Walden
Seit 2003 ist im Kunsthistorischen Museum ein Raum für Künstlerische Intervention integriert. Ein Raum der Resonanzbeziehungen, des Dialogs: das Sakrale mit dem Profanen, das Vergangene mit dem Gegenwärtigen. Transformationen und Prozesse. Die bisher eingeladenen KünstlerInnen überraschten immer wieder aufs Neue – mit ihren unglaublich vielschichtigen und komplexen künstlerischen Lösungen in ihren Bezügen zum Stift Admont als Ort des Geistigen, als Ort der so vielfältigen Sammlungen; zur Bibliothek, den Archiven und des fast 950 jährigen kulturellen Gedächtnisses. 2019 wurde der Raum unter dem Titel WALDEN von Daniel Zimmermann gestaltet.
Im klösterlichen Nutzwald des Stiftes Admont wurde eine Weißtanne gefällt und zu 1.500 Holzlatten verarbeitet, aufgestapelt und per Zug, LKW und Boot in den brasilianischen Regenwald transportiert. Mit zeitvollen 360 °-Szenen porträtiert WALDEN die paradoxe Reise des Holzleistenstapels entlang globalisierter Handelsrouten bis zu seinem mysteriösen Endziel, Campinha am mittleren Rio Negro bei einer indigenen Gemeinschaft mitten im Amazonas.
Die Aktion ist ein metaphorischer Hinweis auf gesellschaftspolitische Realitäten. Die kosmopolitische Reflexion über ökologische Aspekte des internationalen Transportwesens macht die Funktionsweisen der globalisierten Ökonomie sichtbar. Der Warenhauptverkehrsstrom verläuft normalerweise von Südamerika nach Europa, von den ressourcenreichen Wäldern des Amazonas in die Länder der ‹entwickelten› Welt. Mit dem Transport der Holzleisten begeben wir uns auf denselben Weg, jedoch in umgekehrter Richtung. Die Perspektiven verschieben sich. Der eigene Denkraum wird mobilisiert.

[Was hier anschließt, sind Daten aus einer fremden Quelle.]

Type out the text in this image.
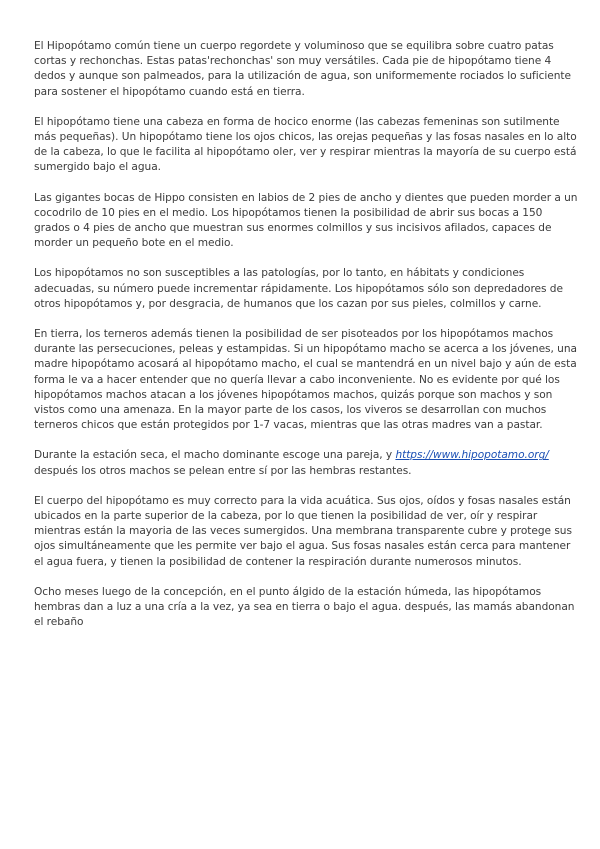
El Hipopótamo común tiene un cuerpo regordete y voluminoso que se equilibra sobre cuatro patas cortas y rechonchas. Estas patas'rechonchas' son muy versátiles. Cada pie de hipopótamo tiene 4 dedos y aunque son palmeados, para la utilización de agua, son uniformemente rociados lo suficiente para sostener el hipopótamo cuando está en tierra.

El hipopótamo tiene una cabeza en forma de hocico enorme (las cabezas femeninas son sutilmente más pequeñas). Un hipopótamo tiene los ojos chicos, las orejas pequeñas y las fosas nasales en lo alto de la cabeza, lo que le facilita al hipopótamo oler, ver y respirar mientras la mayoría de su cuerpo está sumergido bajo el agua.

Las gigantes bocas de Hippo consisten en labios de 2 pies de ancho y dientes que pueden morder a un cocodrilo de 10 pies en el medio. Los hipopótamos tienen la posibilidad de abrir sus bocas a 150 grados o 4 pies de ancho que muestran sus enormes colmillos y sus incisivos afilados, capaces de morder un pequeño bote en el medio.

Los hipopótamos no son susceptibles a las patologías, por lo tanto, en hábitats y condiciones adecuadas, su número puede incrementar rápidamente. Los hipopótamos sólo son depredadores de otros hipopótamos y, por desgracia, de humanos que los cazan por sus pieles, colmillos y carne.

En tierra, los terneros además tienen la posibilidad de ser pisoteados por los hipopótamos machos durante las persecuciones, peleas y estampidas. Si un hipopótamo macho se acerca a los jóvenes, una madre hipopótamo acosará al hipopótamo macho, el cual se mantendrá en un nivel bajo y aún de esta forma le va a hacer entender que no quería llevar a cabo inconveniente. No es evidente por qué los hipopótamos machos atacan a los jóvenes hipopótamos machos, quizás porque son machos y son vistos como una amenaza. En la mayor parte de los casos, los viveros se desarrollan con muchos terneros chicos que están protegidos por 1-7 vacas, mientras que las otras madres van a pastar.

Durante la estación seca, el macho dominante escoge una pareja, y https://www.hipopotamo.org/ después los otros machos se pelean entre sí por las hembras restantes.

El cuerpo del hipopótamo es muy correcto para la vida acuática. Sus ojos, oídos y fosas nasales están ubicados en la parte superior de la cabeza, por lo que tienen la posibilidad de ver, oír y respirar mientras están la mayoria de las veces sumergidos. Una membrana transparente cubre y protege sus ojos simultáneamente que les permite ver bajo el agua. Sus fosas nasales están cerca para mantener el agua fuera, y tienen la posibilidad de contener la respiración durante numerosos minutos.

Ocho meses luego de la concepción, en el punto álgido de la estación húmeda, las hipopótamos hembras dan a luz a una cría a la vez, ya sea en tierra o bajo el agua. después, las mamás abandonan el rebaño
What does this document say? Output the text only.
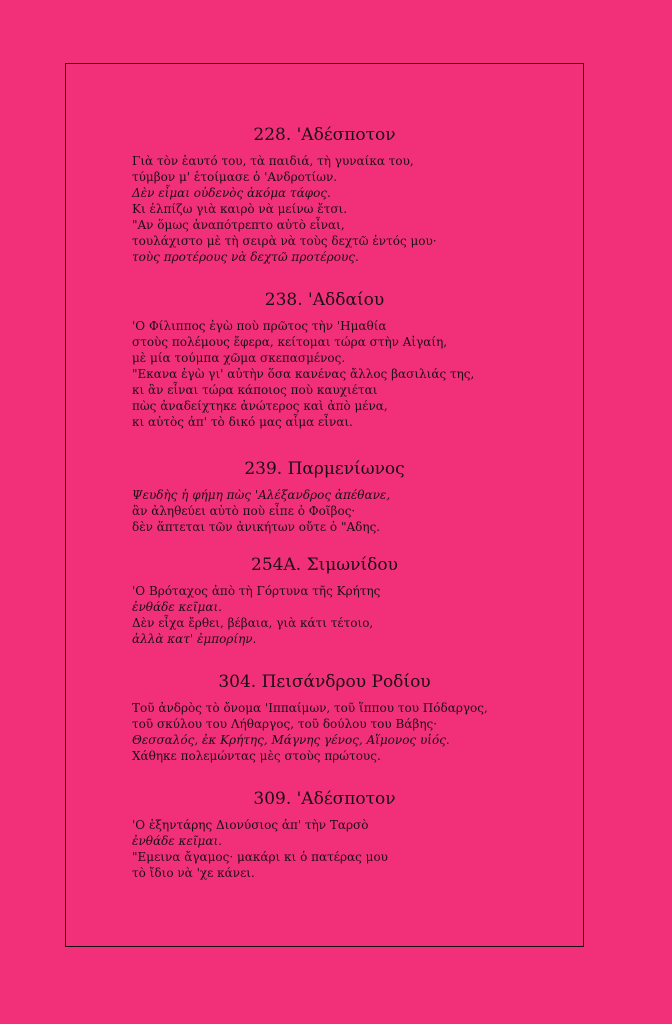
228. 'Αδέσποτον
Γιὰ τὸν ἑαυτό του, τὰ παιδιά, τὴ γυναίκα του,
τύμβον μ' ἑτοίμασε ὁ 'Ανδροτίων.
Δὲν εἶμαι οὐδενὸς ἀκόμα τάφος.
Κι ἐλπίζω γιὰ καιρὸ νὰ μείνω ἔτσι.
"Αν ὅμως ἀναπότρεπτο αὐτὸ εἶναι,
τουλάχιστο μὲ τὴ σειρὰ νὰ τοὺς δεχτῶ ἐντός μου·
τοὺς προτέρους νὰ δεχτῶ προτέρους.
238. 'Αδδαίου
'Ο Φίλιππος ἐγὼ ποὺ πρῶτος τὴν 'Ημαθία
στοὺς πολέμους ἔφερα, κείτομαι τώρα στὴν Αἰγαίη,
μὲ μία τούμπα χῶμα σκεπασμένος.
"Εκανα ἐγὼ γι' αὐτὴν ὅσα κανένας ἄλλος βασιλιάς της,
κι ἂν εἶναι τώρα κάποιος ποὺ καυχιέται
πὼς ἀναδείχτηκε ἀνώτερος καὶ ἀπὸ μένα,
κι αὐτὸς ἀπ' τὸ δικό μας αἷμα εἶναι.
239. Παρμενίωνος
Ψευδὴς ἡ φήμη πὼς 'Αλέξανδρος ἀπέθανε,
ἂν ἀληθεύει αὐτὸ ποὺ εἶπε ὁ Φοῖβος·
δὲν ἅπτεται τῶν ἀνικήτων οὔτε ὁ "Αδης.
254Α. Σιμωνίδου
'Ο Βρόταχος ἀπὸ τὴ Γόρτυνα τῆς Κρήτης
ἐνθάδε κεῖμαι.
Δὲν εἶχα ἔρθει, βέβαια, γιὰ κάτι τέτοιο,
ἀλλὰ κατ' ἐμπορίην.
304. Πεισάνδρου Ροδίου
Τοῦ ἀνδρὸς τὸ ὄνομα 'Ιππαίμων, τοῦ ἵππου του Πόδαργος,
τοῦ σκύλου του Λήθαργος, τοῦ δούλου του Βάβης·
Θεσσαλός, ἐκ Κρήτης, Μάγνης γένος, Αἵμονος υἱός.
Χάθηκε πολεμώντας μὲς στοὺς πρώτους.
309. 'Αδέσποτον
'Ο ἑξηντάρης Διονύσιος ἀπ' τὴν Ταρσὸ
ἐνθάδε κεῖμαι.
"Εμεινα ἄγαμος· μακάρι κι ὁ πατέρας μου
τὸ ἴδιο νὰ 'χε κάνει.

Das Projekt Walden steht irgendwo zwischen postfaktischer Dokumentation, politisch-ökonomischer Kritik und surrealer Aktion. Während ihrer Reise befanden sich die Holzleisten einer Weißtanne in einem leisen, absurden Schwebezustand zwischen Kunstwerk und banalem Gebrauchsgegenstand.
Daniel Zimmermann
geboren in Thun in der Schweiz, Bildender Künstler, ursprünglich Holzbildhauer, arbeitet mit Film, Stereoskopiefotografie, Installation und Performance. Im In- und Ausland hat er zahlreiche Kunstprojekte in Museen, Ausstellungsräumen sowie im öffentlichen Raum realisiert. Seine Arbeit umfasst unter anderem Kurzfilme, die auch an renommierten internationalen Filmfestivals gezeigt wurden. Einer seiner Filme wurde 2008 für den besten Schweizer Kurzfilm nominiert. Mit seinen Projekten hat er diverse Stipendien und Auszeichnungen gewonnen. Seit 2005 Zusammenarbeit mit der Choreografin Amanda Piña und Gründung von nadaproductions wo er als künstlerischer Leiter, Dramaturg und Performer arbeitet.